Dans le cadre professionnel, cette technologie est largement déployée pour contrôler l’accès à un ordinateur, notamment dans les centres hospitaliers ou encore le secteur du retail. Elle permet d’offrir un réel confort aux salariés, souvent amenés à se connecter de nombreuses fois par jour à leur session de travail. C’est également le moyen le plus simple et le plus rapide aujourd’hui pour partager efficacement un poste de travail entre plusieurs employés.
Attention en revanche, si l’ergonomie est au rendez-vous, l’inconvénient majeur de cette méthode réside dans la sécurité même de la technologie, facilement piratable pour les applications utilisant le numéro de série public. La perte du support est également problématique.

Ce qu’il faut retenir : c’est une solution pratique, dont le coût de déploiement est relativement modeste, mais peu sécurisée. Elle n’est pas adaptée pour accéder à des données sensibles.


L’authentification par carte à puce ou Token USB


Il s’agit de coupler un support (carte, clé USB) à la saisie d’un code PIN de 4 ou 6 chiffres pour autoriser l’accès au certificat numérique présent sur la puce.

C’est le moyen d’authentification à privilégier quand on désire protéger de manière efficace l’accès à des informations sensibles (SI d’entreprise, accès à un site internet). En effet, il est très difficile (voire impossible) de pirater un certificat et de le faire transiter sur un autre support.
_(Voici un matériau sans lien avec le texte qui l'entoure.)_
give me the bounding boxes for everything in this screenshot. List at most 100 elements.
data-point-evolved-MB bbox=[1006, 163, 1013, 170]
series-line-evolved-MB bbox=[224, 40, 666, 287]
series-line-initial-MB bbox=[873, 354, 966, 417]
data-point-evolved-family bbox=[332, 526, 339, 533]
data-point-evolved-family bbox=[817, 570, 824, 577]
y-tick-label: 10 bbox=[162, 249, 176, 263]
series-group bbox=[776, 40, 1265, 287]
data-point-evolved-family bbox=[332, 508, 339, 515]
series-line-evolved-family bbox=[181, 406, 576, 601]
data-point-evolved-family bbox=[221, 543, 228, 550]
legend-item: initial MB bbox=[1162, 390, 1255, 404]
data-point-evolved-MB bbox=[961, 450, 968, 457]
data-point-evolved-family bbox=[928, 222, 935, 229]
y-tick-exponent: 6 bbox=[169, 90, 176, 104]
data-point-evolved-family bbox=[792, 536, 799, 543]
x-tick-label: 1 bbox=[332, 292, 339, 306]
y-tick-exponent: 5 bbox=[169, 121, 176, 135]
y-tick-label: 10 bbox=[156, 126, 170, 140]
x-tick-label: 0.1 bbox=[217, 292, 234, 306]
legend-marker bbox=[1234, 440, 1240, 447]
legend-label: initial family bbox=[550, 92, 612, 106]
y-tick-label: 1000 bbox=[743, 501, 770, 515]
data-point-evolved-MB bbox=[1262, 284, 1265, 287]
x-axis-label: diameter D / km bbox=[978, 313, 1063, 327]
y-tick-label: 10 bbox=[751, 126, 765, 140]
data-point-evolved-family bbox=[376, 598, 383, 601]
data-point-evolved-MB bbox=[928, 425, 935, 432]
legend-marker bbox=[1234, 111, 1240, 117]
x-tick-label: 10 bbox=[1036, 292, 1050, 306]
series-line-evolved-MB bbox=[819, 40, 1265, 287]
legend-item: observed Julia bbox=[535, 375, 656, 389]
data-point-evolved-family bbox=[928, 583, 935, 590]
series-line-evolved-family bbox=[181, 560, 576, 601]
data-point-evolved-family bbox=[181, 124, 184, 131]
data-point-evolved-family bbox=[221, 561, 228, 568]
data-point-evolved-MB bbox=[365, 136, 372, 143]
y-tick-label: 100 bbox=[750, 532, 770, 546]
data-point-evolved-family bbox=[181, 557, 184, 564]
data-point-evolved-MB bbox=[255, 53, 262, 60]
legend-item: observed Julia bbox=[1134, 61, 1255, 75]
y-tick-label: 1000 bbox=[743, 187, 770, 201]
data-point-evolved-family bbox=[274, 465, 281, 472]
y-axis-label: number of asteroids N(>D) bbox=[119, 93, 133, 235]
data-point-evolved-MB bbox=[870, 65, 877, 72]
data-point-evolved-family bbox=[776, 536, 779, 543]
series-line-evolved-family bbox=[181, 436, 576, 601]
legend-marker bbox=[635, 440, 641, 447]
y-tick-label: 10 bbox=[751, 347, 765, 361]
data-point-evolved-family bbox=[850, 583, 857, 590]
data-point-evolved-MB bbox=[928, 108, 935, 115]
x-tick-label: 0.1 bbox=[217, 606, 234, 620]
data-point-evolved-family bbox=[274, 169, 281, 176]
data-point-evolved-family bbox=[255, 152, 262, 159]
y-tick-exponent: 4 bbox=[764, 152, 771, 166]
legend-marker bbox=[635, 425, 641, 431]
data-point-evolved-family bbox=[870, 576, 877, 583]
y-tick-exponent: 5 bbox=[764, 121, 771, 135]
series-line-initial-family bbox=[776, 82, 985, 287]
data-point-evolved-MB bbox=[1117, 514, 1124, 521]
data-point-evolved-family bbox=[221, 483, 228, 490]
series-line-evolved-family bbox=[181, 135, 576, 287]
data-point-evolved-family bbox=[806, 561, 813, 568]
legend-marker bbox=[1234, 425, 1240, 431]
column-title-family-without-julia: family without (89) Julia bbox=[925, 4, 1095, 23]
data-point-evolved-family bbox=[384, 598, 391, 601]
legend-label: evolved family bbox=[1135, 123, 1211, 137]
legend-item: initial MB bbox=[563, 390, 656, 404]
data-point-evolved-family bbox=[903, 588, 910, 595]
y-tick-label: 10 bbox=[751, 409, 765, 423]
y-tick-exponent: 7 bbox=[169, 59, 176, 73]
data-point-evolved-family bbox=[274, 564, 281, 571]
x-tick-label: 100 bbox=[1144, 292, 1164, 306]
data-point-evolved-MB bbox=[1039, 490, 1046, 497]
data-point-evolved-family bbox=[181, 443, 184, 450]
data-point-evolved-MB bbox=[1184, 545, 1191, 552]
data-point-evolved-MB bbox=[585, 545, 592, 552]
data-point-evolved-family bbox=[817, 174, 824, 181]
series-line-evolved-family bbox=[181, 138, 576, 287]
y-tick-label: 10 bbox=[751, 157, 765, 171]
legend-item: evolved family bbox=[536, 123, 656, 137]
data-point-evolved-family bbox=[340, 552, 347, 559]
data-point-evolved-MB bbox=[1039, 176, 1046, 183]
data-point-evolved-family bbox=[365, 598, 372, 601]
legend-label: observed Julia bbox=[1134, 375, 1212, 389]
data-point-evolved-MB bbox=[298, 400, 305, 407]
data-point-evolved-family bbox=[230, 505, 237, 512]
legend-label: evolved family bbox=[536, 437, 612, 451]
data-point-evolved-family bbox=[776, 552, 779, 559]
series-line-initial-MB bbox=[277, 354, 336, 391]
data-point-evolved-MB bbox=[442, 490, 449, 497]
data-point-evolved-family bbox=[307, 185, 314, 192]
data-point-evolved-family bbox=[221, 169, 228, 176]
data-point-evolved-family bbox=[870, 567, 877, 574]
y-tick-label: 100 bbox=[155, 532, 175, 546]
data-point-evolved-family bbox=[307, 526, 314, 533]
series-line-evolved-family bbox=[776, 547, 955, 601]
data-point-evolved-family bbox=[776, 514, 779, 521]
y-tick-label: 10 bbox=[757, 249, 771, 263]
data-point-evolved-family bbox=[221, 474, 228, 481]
C’est le choix qu’a fait Google notamment en proposant une clé USB cryptographique embarquant une puce pour sécuriser l’accès à ses différents services web (drive, mail, etc.).

Ce qu’il faut retenir : la solution est sécurisée mais le coût d’équipement peut s’avérer élevé en cas de déploiement à grande échelle. La clé USB n’est pas une solution tout terrain et peut être un frein en situation de mobilité. 


L’authentification par notification sur smartphone (OTP sur Mobiles)


Il est de plus en plus fréquent sur Internet de devoir prouver son identité à travers un double mécanisme d’authentification. Cela peut prendre différentes formes, dont l’envoi de SMS ou encore l’envoi d’une notification mobile. On parle ainsi d’OTP mobiles (code à usage unique « One Time Password »).

L’avantage du SMS réside en sa faculté à être universel et bien ancré dans les usages quotidiens. En revanche, son coût peut vite grimper en cas d’usage massif. Une alternative intéressante est donc l’utilisation du mode PUSH sur smartphone : l’utilisateur reçoit  son code via une notification qui s’affiche directement sur son écran d’accueil.
Contrairement au SMS, le mode PUSH utilise le réseau 3G/4G ou wifi, ce qui réduit considérablement les coûts. Ce mode d’authentification commence à se démocratiser, notamment auprès des jeunes dont l’usage du smartphone est intensif.
Ainsi, il peut être intéressant pour une banque, une assurance, de déployer ce type d’authentification pour accéder à leurs applications web ou mobile, les jeunes étant de plus en plus nombreux à gérer leurs comptes exclusivement à distance.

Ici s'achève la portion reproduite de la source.